I’d always assumed that the rich, dark sauce for coq au vin was thickened with chocolate, (Or perhaps it was just wishful thinking.) David [Leite] made my wish come true, and at my suggestion, we added a slurry of cocoa powder in place of the blood. (177)
Gabriela and I love April Bloomfield’s recipe for Chopped Chicken Liver on Toast found in A Girl and Her Pig: 1/4 cup of extra virgin olive oil, 1/4 cup of finely chopped shallots, one thinly sliced large garlic clove, two tablespoons dry Madeira, two tablespoons ruby port, 1/2 pound of chicken livers, Maldon sea salt flakes, freshly ground black pepper, flat-leaf parsley springs and four thick slices of crusty bread. Delicious.
The Picayune’s Creole Cookbook which first appeared in 1901, offers a wonderful recipe for Poulet Sauté aux Champingnons, then kicks it up a notch with Poulet Sauté aux Truffles with the always true statement: This is an expensive dish.
Science in the Kitchen and the Art of Eating Well by Pellegrino Artusi presents Umido di Rigale di Pollo con Sedano featuring these wonderful words,
When you add necks, heads, and feet to chickenn giblets, they become the homely dish that everyone is familiar with. But when you want to make it more refined, using only the livers, combs, unlaid eggs, testicles, and gizzards scalded in broth and with out the gristle . . . I’ll leave the left unwritten so you can dream the stew into existence.
The Professional Chef of the Culinary Institute of America calls for 1 stewing hen, five quarts of water, a pound of mirepoix, one Sachet d’Épices, and salt and pepper for its chicken broth.
Escoffier in Le Guide Culinaire offers Soupe de Mariage, where the chef fills a cooking pot with a beef cheek, sheep leg, and a fat hen. Saffron and rice appear later. Lovely. Time to stop dreaming and get to work. First my little bundle of goodness: garlic, rosemary and sage which I will slip inside my chicken, along with plenty of olive oil, sea salt flakes and ground black pepper.
Look at my chicken in its roasting pan, all lathered in extra virgin olive oil and topped with more sea salt flakes and ground black pepper.

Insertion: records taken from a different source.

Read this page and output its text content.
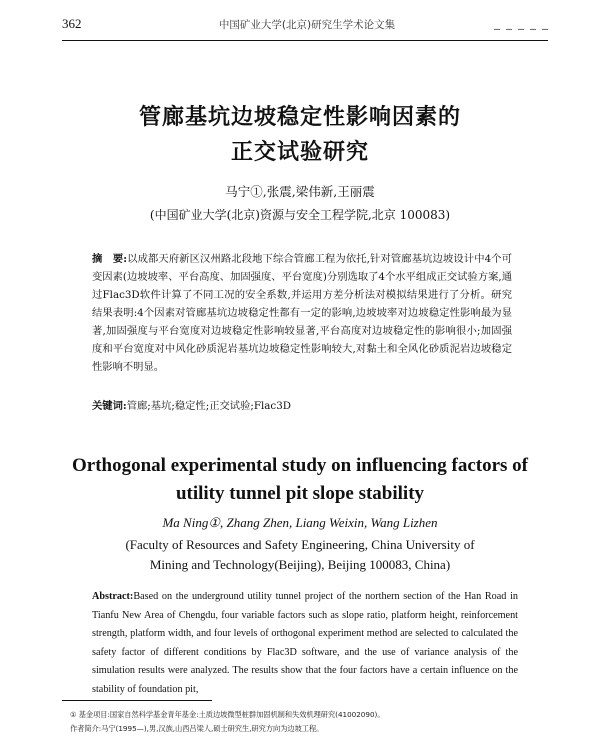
362	中国矿业大学(北京)研究生学术论文集	— — — — —
管廊基坑边坡稳定性影响因素的
正交试验研究
马宁①,张震,梁伟新,王丽震
(中国矿业大学(北京)资源与安全工程学院,北京 100083)
摘　要:以成都天府新区汉州路北段地下综合管廊工程为依托,针对管廊基坑边坡设计中4个可变因素(边坡坡率、平台高度、加固强度、平台宽度)分别选取了4个水平组成正交试验方案,通过Flac3D软件计算了不同工况的安全系数,并运用方差分析法对模拟结果进行了分析。研究结果表明:4个因素对管廊基坑边坡稳定性都有一定的影响,边坡坡率对边坡稳定性影响最为显著,加固强度与平台宽度对边坡稳定性影响较显著,平台高度对边坡稳定性的影响很小;加固强度和平台宽度对中风化砂质泥岩基坑边坡稳定性影响较大,对黏土和全风化砂质泥岩边坡稳定性影响不明显。
关键词:管廊;基坑;稳定性;正交试验;Flac3D
Orthogonal experimental study on influencing factors of
utility tunnel pit slope stability
Ma Ning①, Zhang Zhen, Liang Weixin, Wang Lizhen
(Faculty of Resources and Safety Engineering, China University of
Mining and Technology(Beijing), Beijing 100083, China)
Abstract:Based on the underground utility tunnel project of the northern section of the Han Road in Tianfu New Area of Chengdu, four variable factors such as slope ratio, platform height, reinforcement strength, platform width, and four levels of orthogonal experiment method are selected to calculated the safety factor of different conditions by Flac3D software, and the use of variance analysis of the simulation results were analyzed. The results show that the four factors have a certain influence on the stability of foundation pit,
① 基金项目:国家自然科学基金青年基金:土质边坡微型桩群加固机制和失效机理研究(41002090)。
作者简介:马宁(1995—),男,汉族,山西吕梁人,硕士研究生,研究方向为边坡工程。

I set the oven to low broil and slowly this poulet turns golden-brown and crisp. I have intentions with the skin.
I like to roast a chicken for soup because it gives the bones a certain smokiness. Speaking of the bones, once I pull the chicken apart they go into the pot with all their live-affirming properties. Hail to bones!

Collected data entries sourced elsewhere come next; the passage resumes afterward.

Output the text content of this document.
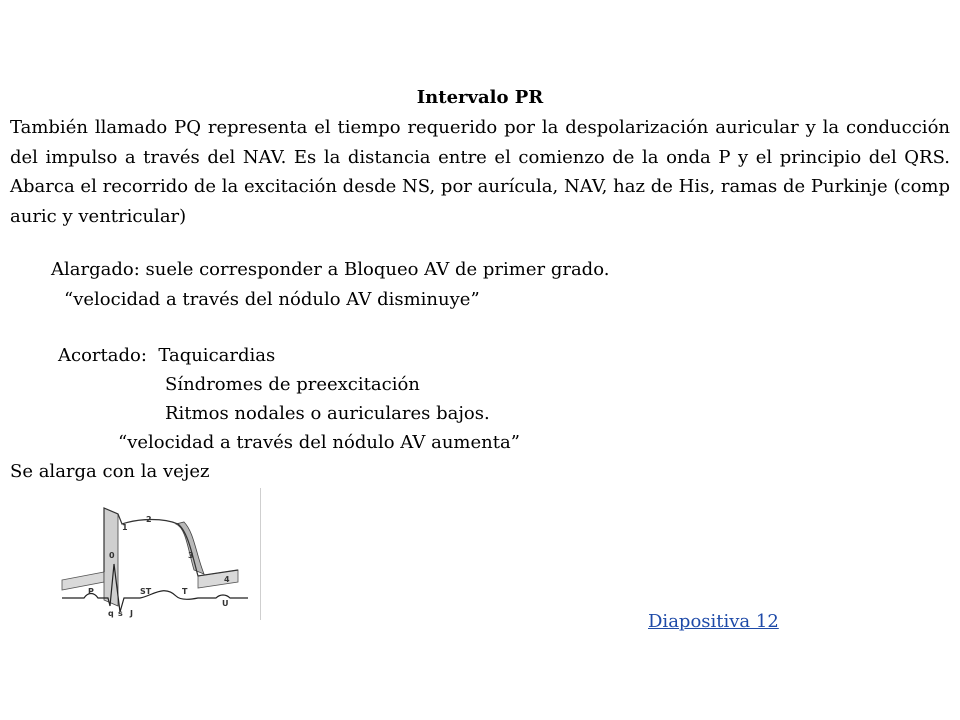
Intervalo PR

También llamado PQ representa el tiempo requerido por la despolarización auricular y la conducción del impulso a través del NAV. Es la distancia entre el comienzo de la onda P y el principio del QRS. Abarca el recorrido de la excitación desde NS, por aurícula, NAV, haz de His, ramas de Purkinje (comp auric y ventricular)

Alargado: suele corresponder a Bloqueo AV de primer grado.
“velocidad a través del nódulo AV disminuye”
Acortado:  Taquicardias
Síndromes de preexcitación
Ritmos nodales o auriculares bajos.
“velocidad a través del nódulo AV aumenta”
Se alarga con la vejez
0
1
2
3
4
P
q s J
ST	T
U
Diapositiva 12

I’ve been working on the stock for a couple of days already, using a beef marrow bone, smoked stock fish, juniper berries, allspice, cloves and an array of veg and of course a lemon. I’ve removed all the meat and it waits for its bath.
Next up, the mirepoix–onion, carrots, celery–with the addition of leeks. All tossed in a portion of chicken fat I set aside earlier. The skins do their work.
Once, all the veg has softened a bit I pour in my stock. Such a golden, fatty lake to swim through, frequently bumping into chicken islands.
And what of the chicken skin?
The chicken skin is an offering to the cook and his family. We sprinkle with salt and pepper and then devour. I pour the chicken soup into four glass containers with lids and transport to my friend in need of nourishing, bony sustenance. Good work for a Sunday. Bon Appétit!